La penna degli Altri 17/12/2015 14:10
La Roma è senz’anima, va avanti il piccolo Spezia. Garcia appeso a un filo
LA REPUBBLICA (M. PINCI) - In un pomeriggio capitolino la Roma è implosa, abbandonandosi a un ingestibile desiderio di autodistruzione, una pulsione di morte, direbbe Freud. La furia autolesionista di un gruppo svuotato nell’anima provoca l’imponderabile trasformando un tranquillo ottavo di coppa Italia in uno psicodramma lungo due ore e mezza. La Roma si accanisce su quel che resta di sé, infilando l’ennesima giornata di dolore.

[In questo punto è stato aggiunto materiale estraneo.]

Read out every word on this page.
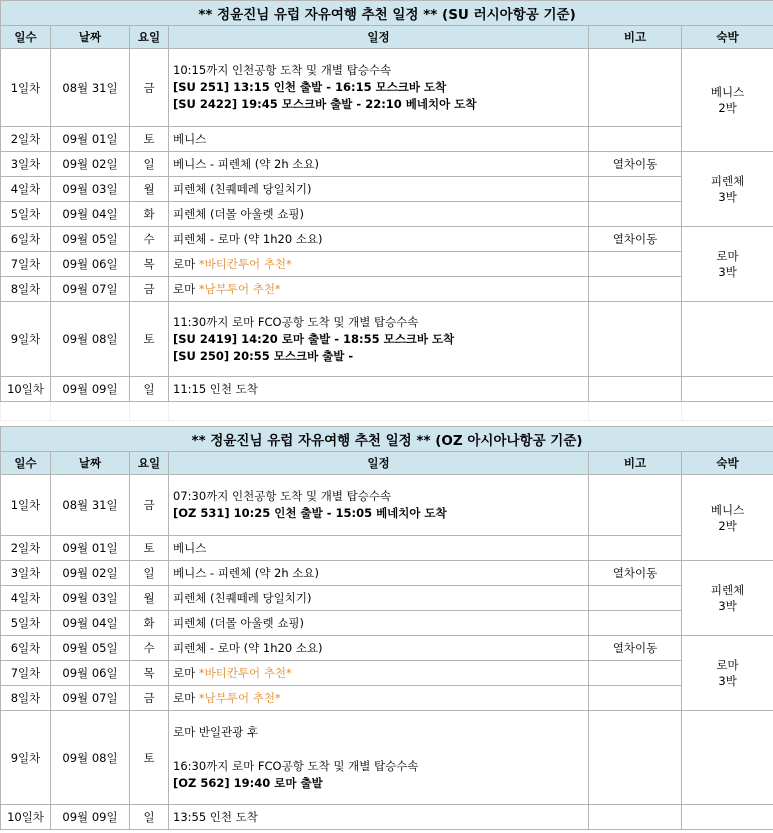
** 정윤진님 유럽 자유여행 추천 일정 ** (SU 러시아항공 기준)					
일수	날짜	요일	일정	비고	숙박
1일차	08월 31일	금	10:15까지 인천공항 도착 및 개별 탑승수속
[SU 251] 13:15 인천 출발 - 16:15 모스크바 도착
[SU 2422] 19:45 모스크바 출발 - 22:10 베네치아 도착		베니스
2박

2일차	09월 01일	토	베니스		
3일차	09월 02일	일	베니스 - 피렌체 (약 2h 소요)	열차이동	피렌체
3박

4일차	09월 03일	월	피렌체 (친퀘떼레 당일치기)		
5일차	09월 04일	화	피렌체 (더몰 아울렛 쇼핑)		
6일차	09월 05일	수	피렌체 - 로마 (약 1h20 소요)	열차이동	로마
3박

7일차	09월 06일	목	로마 *바티칸투어 추천*		
8일차	09월 07일	금	로마 *남부투어 추천*		
9일차	09월 08일	토	11:30까지 로마 FCO공항 도착 및 개별 탑승수속
[SU 2419] 14:20 로마 출발 - 18:55 모스크바 도착
[SU 250] 20:55 모스크바 출발 -		

10일차	09월 09일	일	11:15 인천 도착		

** 정윤진님 유럽 자유여행 추천 일정 ** (OZ 아시아나항공 기준)					
일수	날짜	요일	일정	비고	숙박
1일차	08월 31일	금	07:30까지 인천공항 도착 및 개별 탑승수속
[OZ 531] 10:25 인천 출발 - 15:05 베네치아 도착		베니스
2박

2일차	09월 01일	토	베니스		
3일차	09월 02일	일	베니스 - 피렌체 (약 2h 소요)	열차이동	피렌체
3박

4일차	09월 03일	월	피렌체 (친퀘떼레 당일치기)		
5일차	09월 04일	화	피렌체 (더몰 아울렛 쇼핑)		
6일차	09월 05일	수	피렌체 - 로마 (약 1h20 소요)	열차이동	로마
3박

7일차	09월 06일	목	로마 *바티칸투어 추천*		
8일차	09월 07일	금	로마 *남부투어 추천*		
9일차	09월 08일	토	로마 반일관광 후
16:30까지 로마 FCO공항 도착 및 개별 탑승수속
[OZ 562] 19:40 로마 출발		

10일차	09월 09일	일	13:55 인천 도착		
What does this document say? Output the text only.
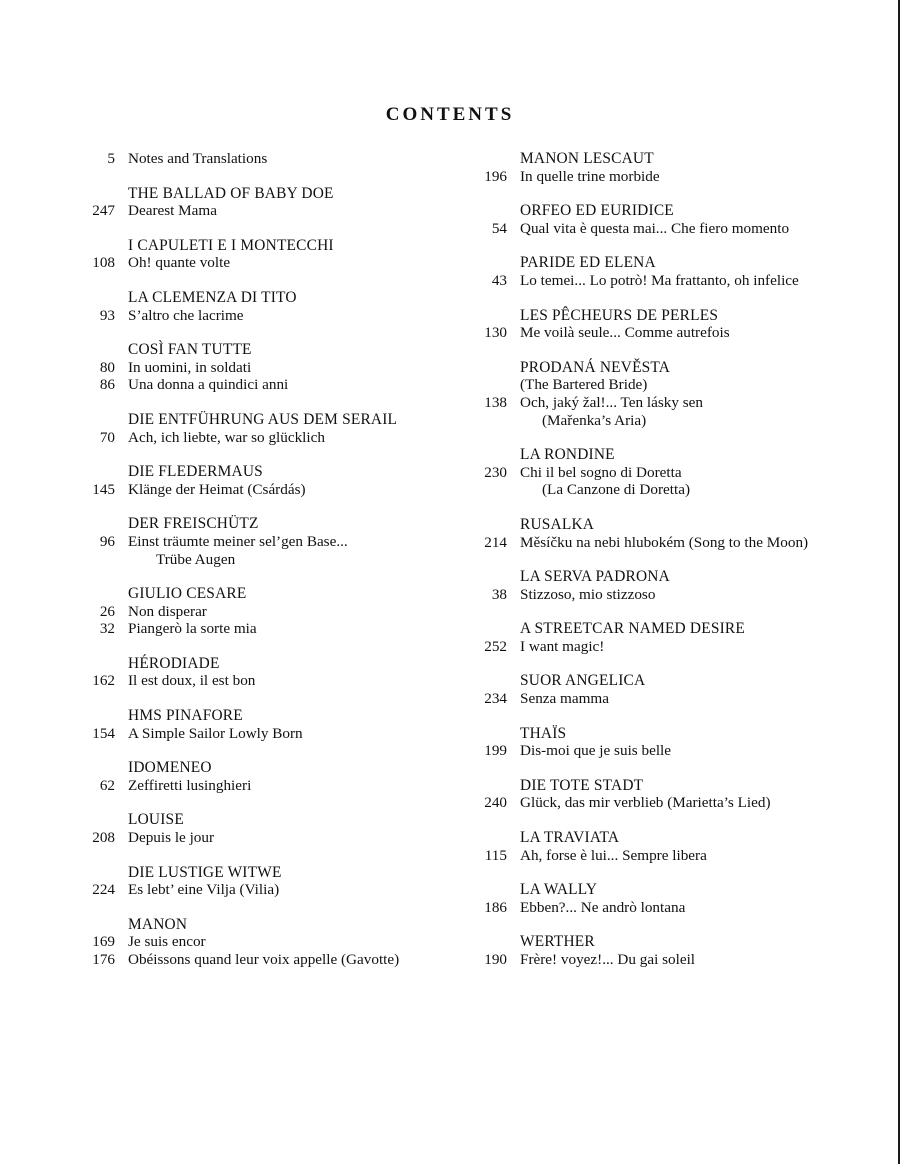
CONTENTS
5 Notes and Translations
THE BALLAD OF BABY DOE
247 Dearest Mama
I CAPULETI E I MONTECCHI
108 Oh! quante volte
LA CLEMENZA DI TITO
93 S’altro che lacrime
COSÌ FAN TUTTE
80 In uomini, in soldati
86 Una donna a quindici anni
DIE ENTFÜHRUNG AUS DEM SERAIL
70 Ach, ich liebte, war so glücklich
DIE FLEDERMAUS
145 Klänge der Heimat (Csárdás)
DER FREISCHÜTZ
96 Einst träumte meiner sel’gen Base...
Trübe Augen
GIULIO CESARE
26 Non disperar
32 Piangerò la sorte mia
HÉRODIADE
162 Il est doux, il est bon
HMS PINAFORE
154 A Simple Sailor Lowly Born
IDOMENEO
62 Zeffiretti lusinghieri
LOUISE
208 Depuis le jour
DIE LUSTIGE WITWE
224 Es lebt’ eine Vilja (Vilia)
MANON
169 Je suis encor
176 Obéissons quand leur voix appelle (Gavotte)
MANON LESCAUT
196 In quelle trine morbide
ORFEO ED EURIDICE
54 Qual vita è questa mai... Che fiero momento
PARIDE ED ELENA
43 Lo temei... Lo potrò! Ma frattanto, oh infelice
LES PÊCHEURS DE PERLES
130 Me voilà seule... Comme autrefois
PRODANÁ NEVĚSTA
(The Bartered Bride)
138 Och, jaký žal!... Ten lásky sen
(Mařenka’s Aria)
LA RONDINE
230 Chi il bel sogno di Doretta
(La Canzone di Doretta)
RUSALKA
214 Měsíčku na nebi hlubokém (Song to the Moon)
LA SERVA PADRONA
38 Stizzoso, mio stizzoso
A STREETCAR NAMED DESIRE
252 I want magic!
SUOR ANGELICA
234 Senza mamma
THAÏS
199 Dis-moi que je suis belle
DIE TOTE STADT
240 Glück, das mir verblieb (Marietta’s Lied)
LA TRAVIATA
115 Ah, forse è lui... Sempre libera
LA WALLY
186 Ebben?... Ne andrò lontana
WERTHER
190 Frère! voyez!... Du gai soleil
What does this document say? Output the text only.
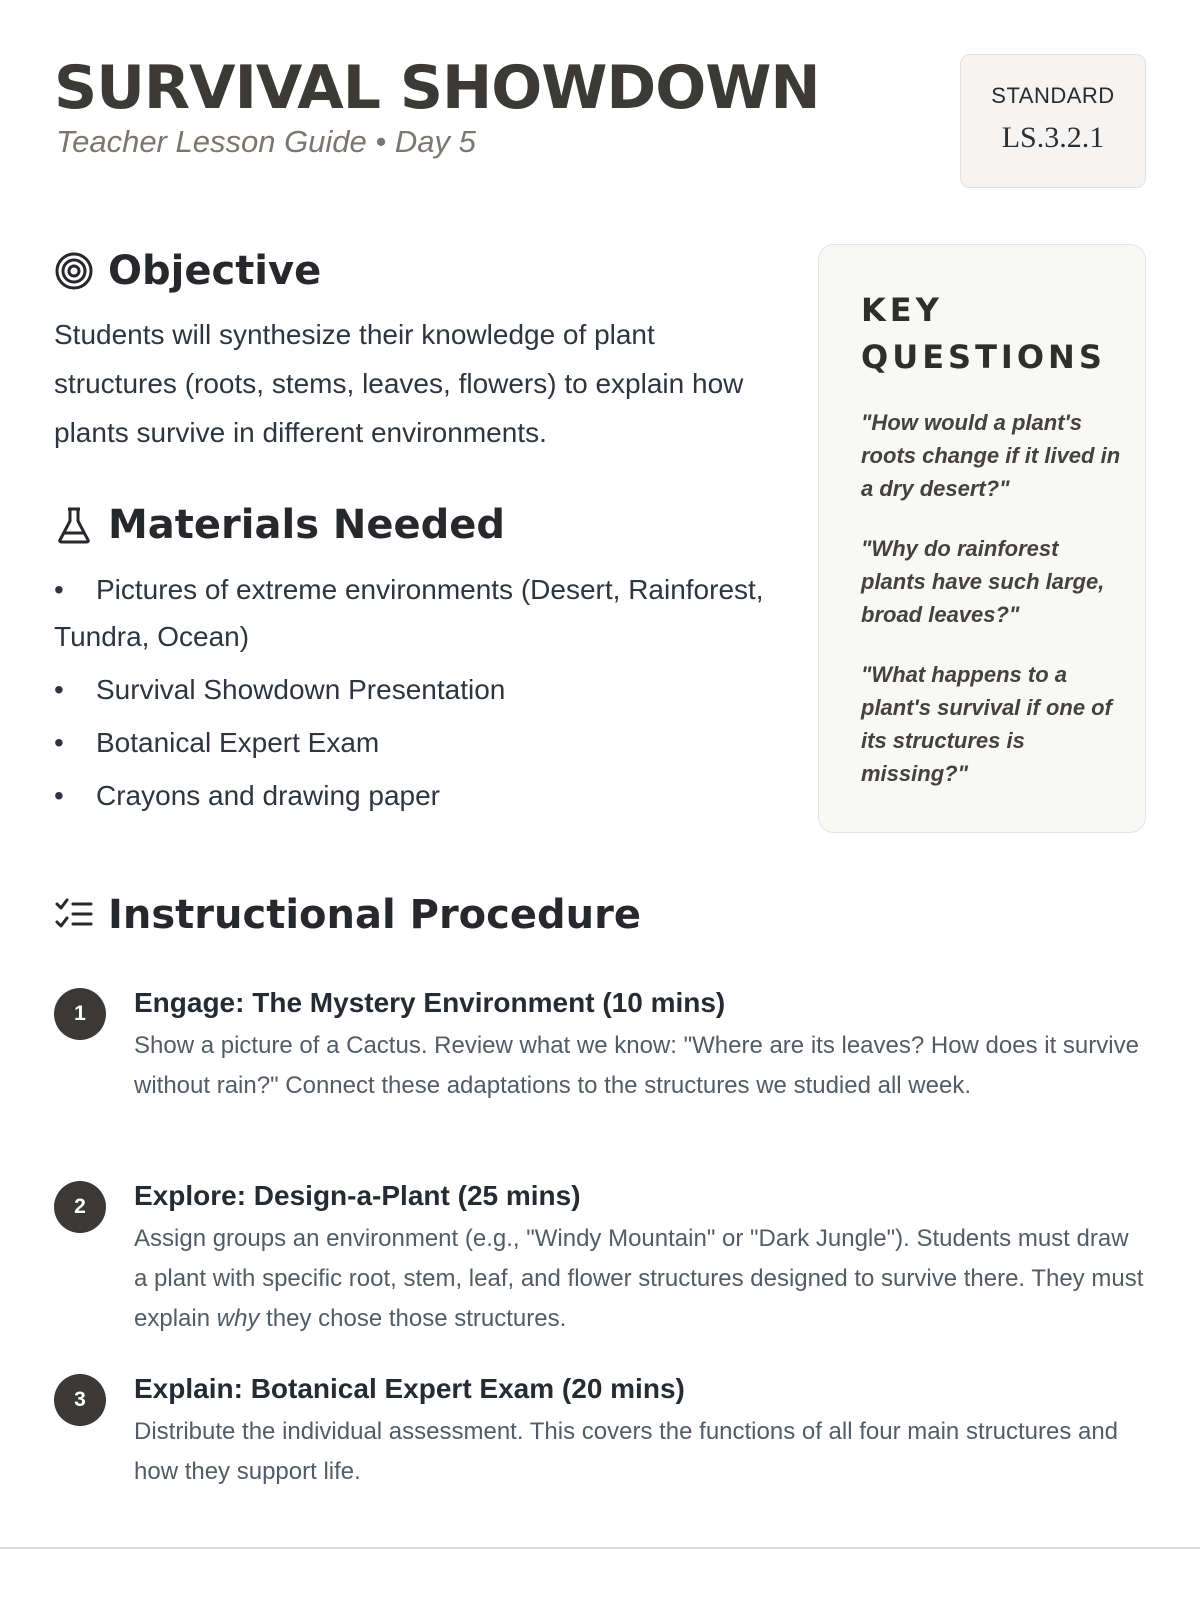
SURVIVAL SHOWDOWN
Teacher Lesson Guide • Day 5
STANDARD
LS.3.2.1
Objective
Students will synthesize their knowledge of plant structures (roots, stems, leaves, flowers) to explain how plants survive in different environments.
Materials Needed
• Pictures of extreme environments (Desert, Rainforest, Tundra, Ocean)
•	Survival Showdown Presentation
•	Botanical Expert Exam
•	Crayons and drawing paper
KEY QUESTIONS
"How would a plant's roots change if it lived in a dry desert?"
"Why do rainforest plants have such large, broad leaves?"
"What happens to a plant's survival if one of its structures is missing?"
Instructional Procedure
1	Engage: The Mystery Environment (10 mins)
Show a picture of a Cactus. Review what we know: "Where are its leaves? How does it survive without rain?" Connect these adaptations to the structures we studied all week.
2	Explore: Design-a-Plant (25 mins)
Assign groups an environment (e.g., "Windy Mountain" or "Dark Jungle"). Students must draw a plant with specific root, stem, leaf, and flower structures designed to survive there. They must explain why they chose those structures.
3	Explain: Botanical Expert Exam (20 mins)
Distribute the individual assessment. This covers the functions of all four main structures and how they support life.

Il funerale della squadra che avrebbe dovuto diventare una regina lo celebra il piccolo Spezia di Di Carlo, che ai rigori si prende i quarti correndo a festeggiare in un Olimpico silente e deserto (7167 paganti) sotto la curva dei quasi 3mila tifosi venuti dalla Liguria. Mentre l’altro pezzetto di stadio contestava Garcia, per la prima volta, dopo il terzo 0-0 consecutivo (prima Bate e Napoli) e i due rigori sciagurati di Pjanic (traversa) e Dzeko (altissimo), gli artefici della vittoria con la Juve che ad agosto aveva illuso, diventati oggi invece costosissime icone della disfatta. «Sosterrò la squadra fino alla morte», dice Garcia, evocando forse quello che vede: un epilogo. Evidente, nei fatti e nei numeri dell’anno 2015, in cui la Roma è quinta con 5 punti meno della Fiorentina. E in quelli di una partita in cui sono serviti 120 minuti e 3 rigori per fare un gol alla terzultima difesa della serie B, che ne aveva presi 5 a Trapani e altrettanti a Cesena.